At this key moment, Mediterranean cooperation is more necessary than ever because we are facing a global crisis that is still avoidable. The Mediterranean region must and can make better use of logistics as a lever for its economic and ecological development. Regionalisation emerges as a great source of opportunities.

The diversity of our region must be a great catalyst for growth and integration, for the creation of new businesses and internationalisation. Mediterranean talent without borders creates value, an inclusive and adaptable style that cultivates the ability to bring out the best of all od us in a diverse environment.

Climate change and water scarcity will amplify the impact of different conflicts, generating new challenges. The expected growth of tourism, maritime traffic, aquaculture and the search for hydrocarbons in the coming years call for measures to manage these uses and ensure the sustainability of their enormous wealth.

For too long, companies have organised their operations with costs in mind. The COVID-19 health crisis has highlighted the need for companies to design their supply chains around risk competitiveness rather than cost alone. International and European companies will therefore be guided to mitigate risks by resorting to offshoring, which could be costly, or regional diversification, which is less costly.

Regionalisation is a source of immense opportunity, especially when barriers to trade can be reduced while faster and more cost-effective transport methods can be unlocked. End-to-end logistics goods and services should be designed to help ensure that regional trading blocs create environments for businesses to thrive, with a deep understanding of the regions in which they operate.

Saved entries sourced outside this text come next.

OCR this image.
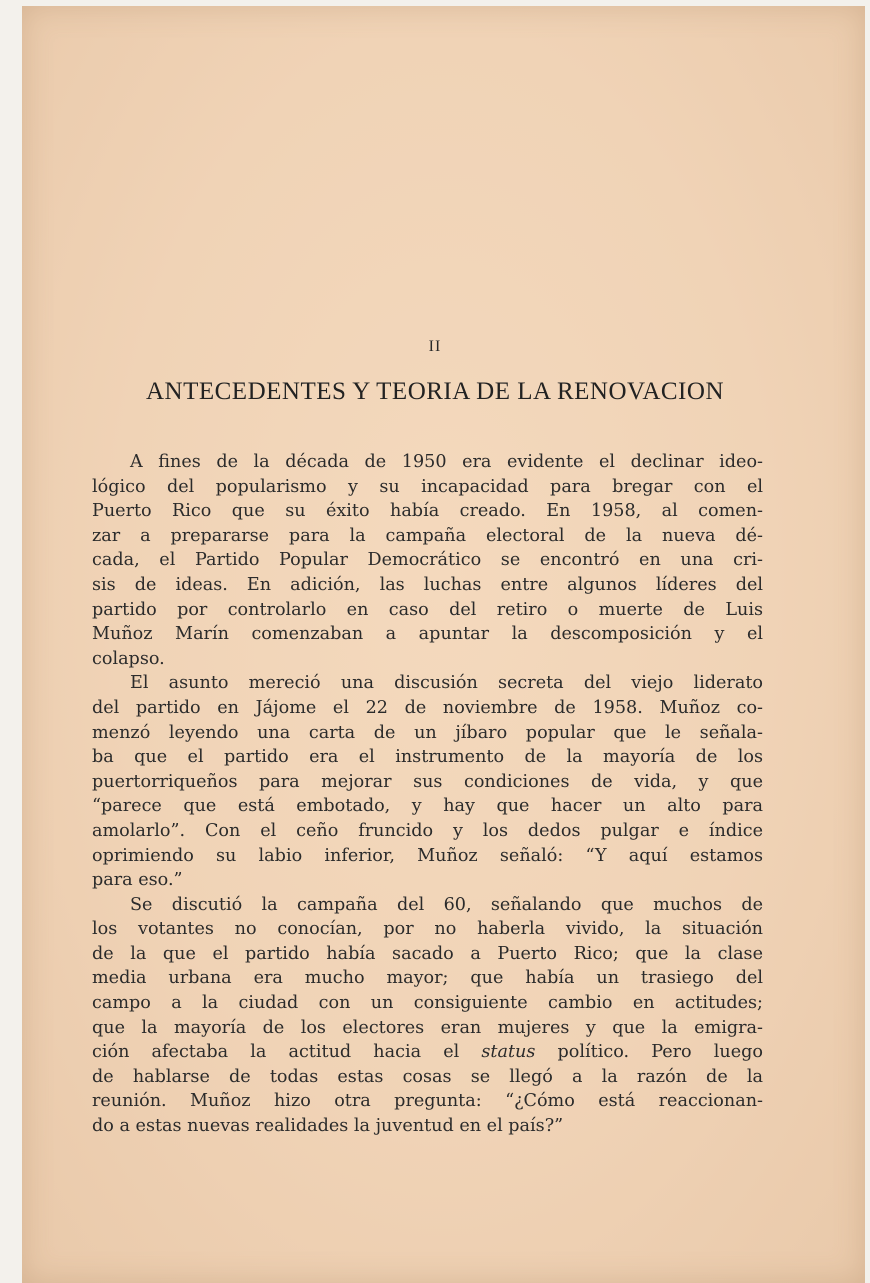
II
ANTECEDENTES Y TEORIA DE LA RENOVACION
A fines de la década de 1950 era evidente el declinar ideo-
lógico del popularismo y su incapacidad para bregar con el
Puerto Rico que su éxito había creado. En 1958, al comen-
zar a prepararse para la campaña electoral de la nueva dé-
cada, el Partido Popular Democrático se encontró en una cri-
sis de ideas. En adición, las luchas entre algunos líderes del
partido por controlarlo en caso del retiro o muerte de Luis
Muñoz Marín comenzaban a apuntar la descomposición y el
colapso.
El asunto mereció una discusión secreta del viejo liderato
del partido en Jájome el 22 de noviembre de 1958. Muñoz co-
menzó leyendo una carta de un jíbaro popular que le señala-
ba que el partido era el instrumento de la mayoría de los
puertorriqueños para mejorar sus condiciones de vida, y que
“parece que está embotado, y hay que hacer un alto para
amolarlo”. Con el ceño fruncido y los dedos pulgar e índice
oprimiendo su labio inferior, Muñoz señaló: “Y aquí estamos
para eso.”
Se discutió la campaña del 60, señalando que muchos de
los votantes no conocían, por no haberla vivido, la situación
de la que el partido había sacado a Puerto Rico; que la clase
media urbana era mucho mayor; que había un trasiego del
campo a la ciudad con un consiguiente cambio en actitudes;
que la mayoría de los electores eran mujeres y que la emigra-
ción afectaba la actitud hacia el status político. Pero luego
de hablarse de todas estas cosas se llegó a la razón de la
reunión. Muñoz hizo otra pregunta: “¿Cómo está reaccionan-
do a estas nuevas realidades la juventud en el país?”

The new economic and trade paradigm is causing logistics chains to shorten and to become regional chains. In this context, the Mediterranean region could become a thriving North-South complementary production frontier, with a geographical location that makes it possible to shorten logistical circuits with the EU and Africa, and to reduce the carbon footprint. The cost of labour, although higher than in Asia, is still very advantageous, not to mention the potential for scientific and technological innovation proved by the COVID-19 crisis.

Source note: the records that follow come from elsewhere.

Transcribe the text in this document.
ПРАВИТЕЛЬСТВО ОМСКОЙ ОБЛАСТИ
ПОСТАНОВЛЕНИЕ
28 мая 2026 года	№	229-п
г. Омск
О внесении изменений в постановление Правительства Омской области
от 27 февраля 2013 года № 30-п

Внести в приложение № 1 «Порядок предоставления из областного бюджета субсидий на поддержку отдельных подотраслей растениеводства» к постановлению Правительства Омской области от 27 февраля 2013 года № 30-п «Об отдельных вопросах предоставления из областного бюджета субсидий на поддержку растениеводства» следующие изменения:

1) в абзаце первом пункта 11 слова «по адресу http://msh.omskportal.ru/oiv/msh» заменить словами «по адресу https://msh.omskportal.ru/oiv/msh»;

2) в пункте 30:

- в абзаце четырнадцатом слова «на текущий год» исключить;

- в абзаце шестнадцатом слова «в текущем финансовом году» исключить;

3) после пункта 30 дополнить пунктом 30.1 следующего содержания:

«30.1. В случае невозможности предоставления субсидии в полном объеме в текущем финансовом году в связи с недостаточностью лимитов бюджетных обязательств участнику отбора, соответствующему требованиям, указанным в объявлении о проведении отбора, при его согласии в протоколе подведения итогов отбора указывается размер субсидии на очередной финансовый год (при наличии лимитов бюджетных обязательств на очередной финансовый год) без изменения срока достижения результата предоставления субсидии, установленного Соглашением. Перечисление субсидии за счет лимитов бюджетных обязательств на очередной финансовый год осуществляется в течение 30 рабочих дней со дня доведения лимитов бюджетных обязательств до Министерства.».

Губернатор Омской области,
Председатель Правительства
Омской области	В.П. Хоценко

But the challenges of this delocalisation and the interest of co-industrialisation between various Mediterranean and European economies have to be faced.

Tested by COVID-19, several industrialised countries have decided to reorganise their value chains, to opt for national or regional relocation. This current trend, of which industrial value chains are a part, could possibly constitute an opportunity for the Mediterranean region.

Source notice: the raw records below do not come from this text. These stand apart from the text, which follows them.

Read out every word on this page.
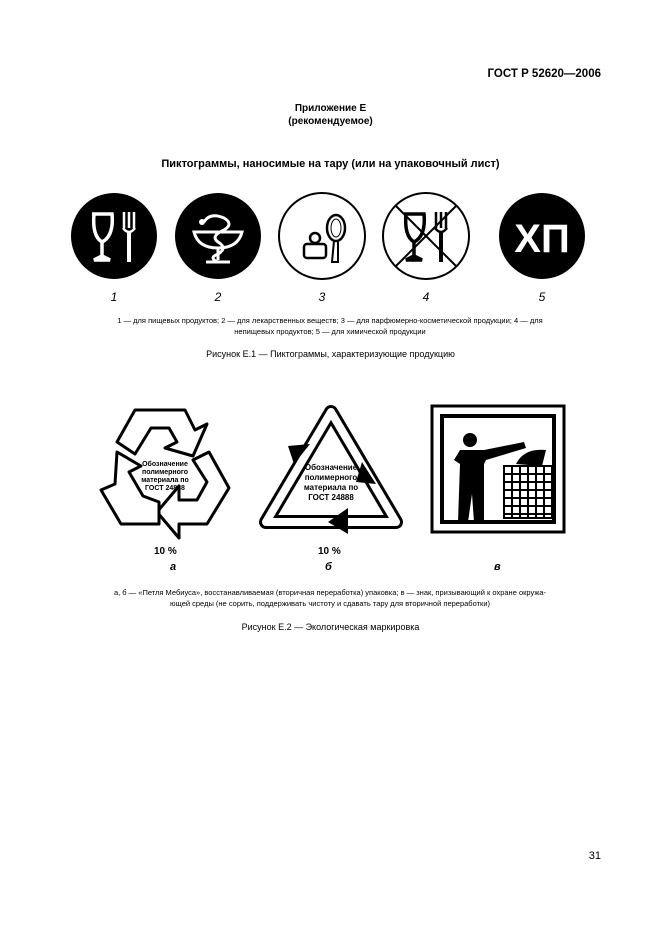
ГОСТ Р 52620—2006
Приложение Е
(рекомендуемое)
Пиктограммы, наносимые на тару (или на упаковочный лист)
ХП
1	2	3	4	5
1 — для пищевых продуктов; 2 — для лекарственных веществ; 3 — для парфюмерно-косметической продукции; 4 — для
непищевых продуктов; 5 — для химической продукции
Рисунок Е.1 — Пиктограммы, характеризующие продукцию
Обозначение
полимерного
материала по
ГОСТ 24888
Обозначение
полимерного
материала по
ГОСТ 24888
10 %	10 %
а	б	в
а, б — «Петля Мебиуса», восстанавливаемая (вторичная переработка) упаковка; в — знак, призывающий к охране окружа-
ющей среды (не сорить, поддерживать чистоту и сдавать тару для вторичной переработки)
Рисунок Е.2 — Экологическая маркировка
31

The historic change ahead implies the implementation of an ambitious agenda to support the integration of Mediterranean economies. The challenges require the sum of commitments that we must all make. It is said that the Mediterranean Sea is too narrow to separate and too wide to unite. Europe needs to be involved because its future is intimately linked to the economic and social development capacity of the southern Mediterranean and African countries.

Now is the time to return to the Mediterranean. Now is the time to think, exchange, collaborate, act and to understand that fundamental change comes from meeting unmet needs, empowering people to drive the change we want to create and to shape the future of the Mediterranean and global economy.

We need to rethink the relationship between the EU and the Mediterranean and promote a common project capable of competing in the world of large geographical areas or giant economic unions, where the Mediterranean becomes the key place that provides solutions to global supply chain problems and where the future of the Mediterranean and Europe does not depend on global geopolitics.

We have to overcome the challenges to create wealth and contribute to the common good by strengthening the social fabric in a sustainable way that respects human dignity and nature. This journey to the Mediterranean is the path to the future which, because of its stability and economic growth in the whole area, depends on the participation of all actors in civil society to boost investment and generate wealth.

Because nowhere like in the Mediterranean is the future written, where not only paths cross, but also opportunities and talents. Nowhere more than in the Mediterranean is there a wealth of experience of progress and collaboration and the ability to turn every challenge and every apparent contradiction into an opportunity.